A: Over a period of time the old structure of operating under a landlord port has done very well. However, once the clean cargo, liquid cargo and the general bulk cargo separation started taking place there was a need to get a new structure in place. Corporatisation of the 12 majors ports which are present are covered under the major ports acts is something which was expected and a natural consequence of that. Once this is done the overall port management will become much more efficient. Though initially there may be some resistance from the employees of the port and we may face some strikes but in the medium and the long run the capacity utilisation of the ports as well as the ability to handle efficiently both clean cargo that is containerised and non-containerised big bulk as well as the dry bulk and liquid bulk cargo will definitely improve. This is good news for the sector in terms of improvement in the ports side handling capacity. Because the three major bottlenecks that have been faced by the containerisation in India which roughly stands at about 50 percent of the overall general cargo as against 85 percent internationally have been port evacuation capacity, evacuation by road or rail into the hinterland and delivery mechanism. As far as delivery mechanism is concerned, lot of inland container depots (ICDs) and container freight stations (CFS) have developed over a period of time there is an adequate capacity in place. Gateway is present both in CFS as well as ICD business. The dedicated freight corridor should address to a very great extent the ability to evacuate the cargo from port into the hinterland locations. The issue of capacity at the port has always been one of the major issues that have resulted into some kind of obstacle to growth of the sector. Everyone is eagerly looking at the 4th terminal at JNPT coming through. Corporatisation will help all of us, the ports as well as the CFS and ICD operators.

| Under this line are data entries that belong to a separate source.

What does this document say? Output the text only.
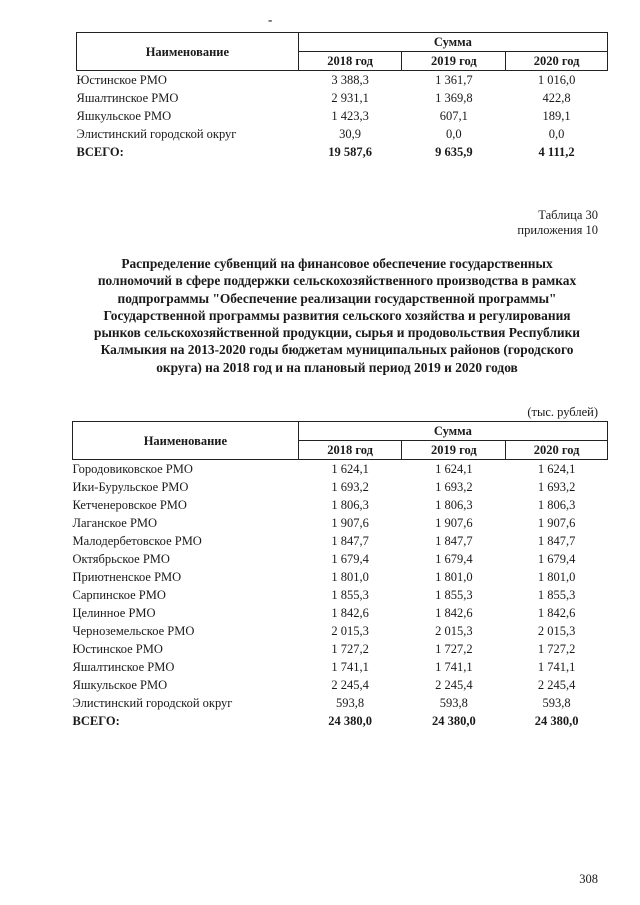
-
Наименование	Сумма		
	2018 год	2019 год	2020 год
Юстинское РМО	3 388,3	1 361,7	1 016,0
Яшалтинское РМО	2 931,1	1 369,8	422,8
Яшкульское РМО	1 423,3	607,1	189,1
Элистинский городской округ	30,9	0,0	0,0
ВСЕГО:	19 587,6	9 635,9	4 111,2
Таблица 30
приложения 10
Распределение субвенций на финансовое обеспечение государственных полномочий в сфере поддержки сельскохозяйственного производства в рамках подпрограммы "Обеспечение реализации государственной программы" Государственной программы развития сельского хозяйства и регулирования рынков сельскохозяйственной продукции, сырья и продовольствия Республики Калмыкия на 2013-2020 годы бюджетам муниципальных районов (городского округа) на 2018 год и на плановый период 2019 и 2020 годов
(тыс. рублей)
Наименование	Сумма		
	2018 год	2019 год	2020 год
Городовиковское РМО	1 624,1	1 624,1	1 624,1
Ики-Бурульское РМО	1 693,2	1 693,2	1 693,2
Кетченеровское РМО	1 806,3	1 806,3	1 806,3
Лаганское РМО	1 907,6	1 907,6	1 907,6
Малодербетовское РМО	1 847,7	1 847,7	1 847,7
Октябрьское РМО	1 679,4	1 679,4	1 679,4
Приютненское РМО	1 801,0	1 801,0	1 801,0
Сарпинское РМО	1 855,3	1 855,3	1 855,3
Целинное РМО	1 842,6	1 842,6	1 842,6
Черноземельское РМО	2 015,3	2 015,3	2 015,3
Юстинское РМО	1 727,2	1 727,2	1 727,2
Яшалтинское РМО	1 741,1	1 741,1	1 741,1
Яшкульское РМО	2 245,4	2 245,4	2 245,4
Элистинский городской округ	593,8	593,8	593,8
ВСЕГО:	24 380,0	24 380,0	24 380,0
308
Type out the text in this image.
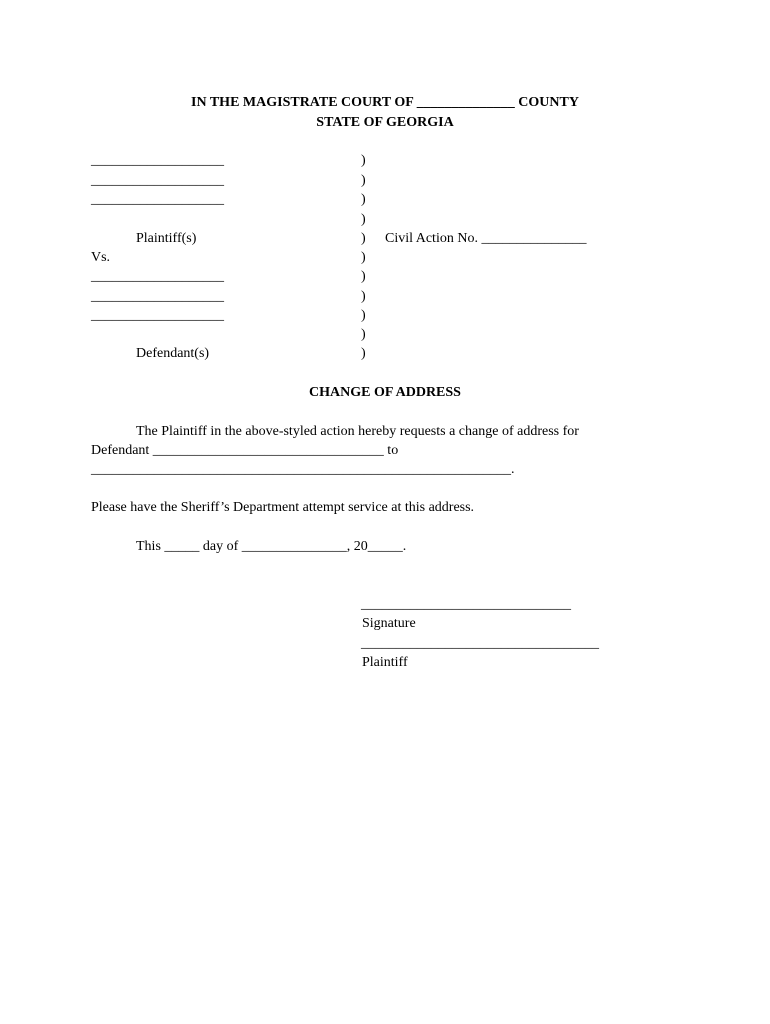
IN THE MAGISTRATE COURT OF ______________ COUNTY
STATE OF GEORGIA
___________________
___________________
___________________
Plaintiff(s)
Vs.
___________________
___________________
___________________
Defendant(s)
)
)
)
)
)
)
)
)
)
)
)
Civil Action No. _______________
CHANGE OF ADDRESS
The Plaintiff in the above-styled action hereby requests a change of address for
Defendant _________________________________ to
____________________________________________________________.
Please have the Sheriff’s Department attempt service at this address.
This _____ day of _______________, 20_____.
______________________________
Signature
__________________________________
Plaintiff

Q: What about the IPO of Gateway Rail freights that is something that the markets want to know for quite sometime now?
A: It is too early to speak about IPO because at this stage we just started out journey on the IPO front. It will take at least a couple of months for us to come out with an official communication on this.
Q: If the JNPT employees go on strike and that would be effective March 9 how would that impact business for you in terms of volumes in Q4?
A: It is going to be only short-term impact on the overall volumes. The plan is to go on strike from 9th. But I am sure the mechanism of communicating with them at an early stage will help defusing the situation. Also, I do not see this strike likely to extend into a long duration strike which may hamper the over all ports capacity to handle cargo. In the short run, may be in the last month of this quarter we may face some obstacles in movement of containers between the port and the terminals. I am sure the administration will in a position to handle this problem without major impact on the volumes. As far as Gateway Rail is concerned, it has access not only for JNPT port but also Mundra port and Pipavav port. So on the whole I do not think it will have a major impact on business of Gateway Rail either.
Q: How much do you generate in terms of volumes and in terms of revenue from JNPT in particular out of say your Q3 numbers?
A: If we look at the overall revenues, the revenues are split almost equally between three ports JNPT port, Mundra Port and Pipavav port. JNPT is roughly 30 percent of our revenue so we do business worth Rs 15 crore per month from imports and exports originating and terminating at JNPT.